Los capitanes de los indios salieron por todas partes e la batalla entre todos se trabó de veras, juntos los españoles con los nueve que fueron con Ruy Díaz. Animábanse unos a otros diciendo que mirasen cuán pocos eran los españoles y que si sus pecados permitían que por ellos fuesen de aquella vez vencidos, quedaban señores de su antigua tierra y de ellos también, de los cuales serían tratados ásperamente. Los cristianos también hacían sus consideraciones, que les convenía pelear con esfuerzo pues no les iba menos que las vidas. En esto los caballos discurrían por los escuadrones. El campo estaba lleno de los muertos que caían y los indios tuvieron tanta constancia en el pelear cuanto se puede decir, porque puesto que conocían su perdición y la gran ventaja que los españoles les tomaban, aunque eran tan pocos; mantuvieron la pelea sin dejar la batalla hasta que él, que todo puede --que es Dios--, entró de por medio con la oscuridad de la noche que envió, que fue causa que los unos de los otros se partieron sin del todo ser vencidos ni vencedores. Mataron los indios dos caballos e hirieron algunos cristianos. El uno de los caballos era de Albarrán, y el otro de Girón; de que pesó mucho a todos, porque la fuerza de la guerra y quien la ha hecho a estos indios, los caballos son. De los indios murieron --a lo que yo entendí-- más de cuatrocientos de ellos y heridos mayor número. Belalcázar, habiendo recogido su gente, volvía a los tambos. Decíanles los indios que no pensasen que había de ser lo que fue en Caxamalca, que ellos los habían de matar a todos. Y como fuese de noche, juntáronse enviando los heridos a que fuesen curados, comiendo los demás, haciendo albarradas y fuertes para estar seguros de los españoles que también habían curado los heridos y entendían en reposar ellos y sus caballos del trabajo pasado. Quieren decir que a uno de los caballos que murieron, cortaron los indios la cabeza y los pies y los enviaron por presente a los señores de la comarca, teniendo en más haber podido matarle que no perder los que de ellos fueron muertos.
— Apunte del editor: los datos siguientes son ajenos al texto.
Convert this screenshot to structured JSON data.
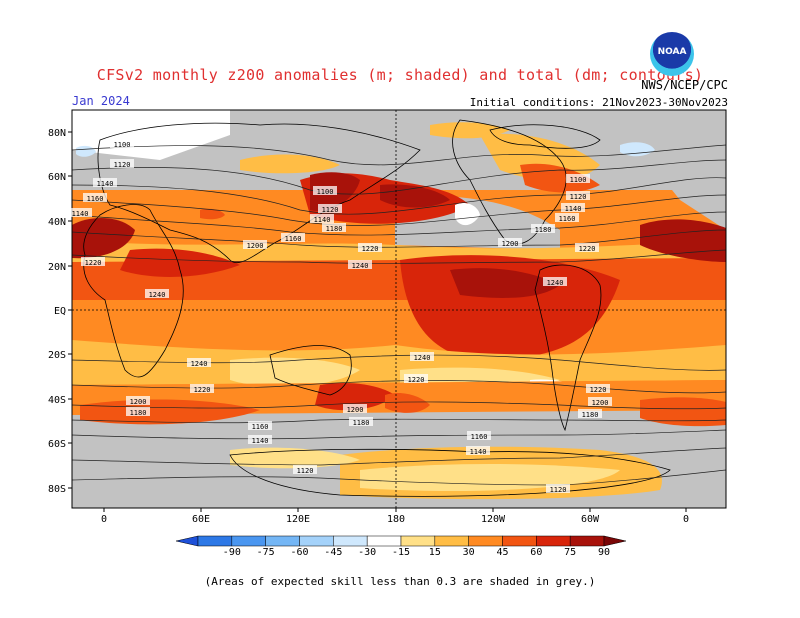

Belalcázar y los suyos platicaron sobre lo que harían para poder ir seguramente al Quito, porque supieron de algunos, que se pasaban, cómo los indios de guerra eran muchos, y se habían hecho fuertes por el camino que habían de llevar. Determinaron de tomar otro que iba a salir a Chimo y a los Purúas. Era gran dificultad no saber la tierra, porque entonces entraban nuevamente en ella. Salieron los caballos con los peones llevando el bagaje; pusieron fuego a los tambos cuando salían, dicen unos que para con el ofuscamiento del humo saliesen sin ser vistos de los enemigos, otros cuentan que no es sino por quemar a los dos caballos que los indios mataron porque no cortasen cabeza ni pies; de lo que otros también cuentan porque no tuviesen presunción que habían bastado a matar caballos, pues algunos de ellos creyeron ser inmortales: lo cual yo no creo ni tal a ellos oí.

Caminaron toda la noche por entre unos collados con gran pena por no saber ciertamente si iban bien encaminados. Un indio de aquella tierra que se había hallado en Caxamalca, queriendo granjear su amistad, avisó de cómo Ruminabi y Zopezopagua, y otros capitanes, estaban con gran golpe de gente puestos en el camino real aguardando a les dar guerra; más que por amor de ellos, él los guiaría por camino seguro y los pondría fuera del lugar peligroso. El capitán se lo agradeció, diciéndole que lo hiciese así y que tuviese entera fe con los españoles, que ellos se lo pagarían bien; y, tomando a este indio por delante, caminaron. Sabia la tierra tan bien, que los llevó por entre unos vallecetes hasta que salieron a un río por bajo de donde la gente de guerra estaba; que ya habían entendido lo que había pasado y el camino que los cristianos llevaban, de que recibieron grande angustia; y congoja, y no teniéndose por seguros donde estaban, desampararon aquella estancia sin dejar en ella sino fue algunos indios que hiciesen muestra de estar en ella todos. Belalcázar dio prisa que pasasen aquel río, pareciéndole que estaría de la otra parte de él, más seguro; y con la diligencia y presteza que tienen los hombres en estas partes, se hizo luego con gran brevedad.